Certains, comme l'expert en gouvernance Dany Ayida, restent toutefois dubitatifs quant à l'impact de la mission africaine sur la résolution de la guerre en Ukraine.
"Sur le plan purement diplomatique, la démarche semble hasardeuse (...). A part l'Afrique du sud qui appartient aux Brics, qui est un ensemble de plus en plus puissant sur le plan international, les autres pays dont les dirigeants sont engagés dans cette aventure ne pèsent pas grand-chose (...) Il faut à mon avis repenser l'Afrique en tant qu'ensemble géographique et géopolitique à long terme et permettre aux Africains d'être pris au sérieux sur la scène internationale quand on veut parler en leur nom", explique-t-il à la DW.

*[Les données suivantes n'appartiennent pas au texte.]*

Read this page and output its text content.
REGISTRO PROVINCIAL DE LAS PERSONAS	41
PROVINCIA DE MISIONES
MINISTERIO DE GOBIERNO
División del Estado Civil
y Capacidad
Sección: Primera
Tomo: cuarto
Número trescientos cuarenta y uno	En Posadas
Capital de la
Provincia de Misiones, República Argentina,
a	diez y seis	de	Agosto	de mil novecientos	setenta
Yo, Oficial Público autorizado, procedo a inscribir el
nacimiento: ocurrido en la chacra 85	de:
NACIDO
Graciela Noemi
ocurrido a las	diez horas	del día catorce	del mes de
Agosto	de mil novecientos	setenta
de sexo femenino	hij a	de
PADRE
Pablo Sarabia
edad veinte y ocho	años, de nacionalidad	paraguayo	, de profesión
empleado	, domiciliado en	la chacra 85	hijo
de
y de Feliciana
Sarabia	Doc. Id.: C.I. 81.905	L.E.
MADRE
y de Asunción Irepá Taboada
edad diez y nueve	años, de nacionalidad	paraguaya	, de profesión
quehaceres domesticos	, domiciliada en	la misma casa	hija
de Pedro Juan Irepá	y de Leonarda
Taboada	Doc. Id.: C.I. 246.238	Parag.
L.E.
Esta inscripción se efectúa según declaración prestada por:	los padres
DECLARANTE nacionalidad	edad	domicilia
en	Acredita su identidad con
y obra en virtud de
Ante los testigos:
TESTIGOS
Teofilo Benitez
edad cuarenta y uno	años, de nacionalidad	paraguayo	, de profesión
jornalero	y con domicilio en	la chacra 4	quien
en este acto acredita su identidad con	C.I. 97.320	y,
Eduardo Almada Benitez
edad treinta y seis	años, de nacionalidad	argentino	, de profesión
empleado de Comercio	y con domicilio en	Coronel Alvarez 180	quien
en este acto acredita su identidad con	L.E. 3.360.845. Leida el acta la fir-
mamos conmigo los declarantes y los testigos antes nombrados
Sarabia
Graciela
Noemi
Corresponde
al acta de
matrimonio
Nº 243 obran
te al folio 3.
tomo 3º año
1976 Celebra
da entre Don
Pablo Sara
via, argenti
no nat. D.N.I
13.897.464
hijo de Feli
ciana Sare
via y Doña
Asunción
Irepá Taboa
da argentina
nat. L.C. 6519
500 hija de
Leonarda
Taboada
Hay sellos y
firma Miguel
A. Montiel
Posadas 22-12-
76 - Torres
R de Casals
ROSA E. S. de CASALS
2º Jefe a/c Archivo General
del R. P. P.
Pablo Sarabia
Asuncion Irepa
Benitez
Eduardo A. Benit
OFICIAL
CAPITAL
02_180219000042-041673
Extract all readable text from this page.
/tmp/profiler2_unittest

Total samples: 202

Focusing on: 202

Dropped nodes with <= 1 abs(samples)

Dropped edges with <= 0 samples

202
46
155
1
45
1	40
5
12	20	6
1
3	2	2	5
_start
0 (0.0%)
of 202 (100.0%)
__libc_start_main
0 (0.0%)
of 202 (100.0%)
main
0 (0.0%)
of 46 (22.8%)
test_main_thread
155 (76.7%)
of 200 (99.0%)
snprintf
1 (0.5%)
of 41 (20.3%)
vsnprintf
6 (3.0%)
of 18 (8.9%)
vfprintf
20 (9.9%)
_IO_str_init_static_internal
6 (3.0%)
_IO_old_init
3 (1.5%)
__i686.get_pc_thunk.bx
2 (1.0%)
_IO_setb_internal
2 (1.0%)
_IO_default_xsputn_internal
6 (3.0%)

Les pays africains ont des opinions divergentes au sujet de la guerre en Ukraine. Ils ont dénoncé moins unanimement que les Occidentaux l'invasion de l'Ukraine par la Russie.
Appel à la désescalade
L'Afrique du Sud, dont le président est membre de la délégation qui tente une médiation, est même soupçonnée de livraison d'armes à la Russie.
Critiqué pour sa proximité avec Moscou, Prétoria a, depuis le début de la guerre, affirmé vouloir privilégier le dialogue.
A Kiev, le président sud-africain Cyril Ramaphosa a appelé l'Ukraine et la Russie à la "désescalade".
C'est dans ce contexte que la ministre française des Affaires étrangères sera en Afrique du sud en début de semaine prochaine où elle évoquera notamment la question de l'Ukraine et reparlera de la proposition de médiation africaine.
L'Otan de son côté a salué aujourd'hui la mission de paix menée par des dirigeants africains en Ukraine et en Russie, mais a averti que seule une solution "juste" considérant la Russie comme l'agresseur fonctionnerait.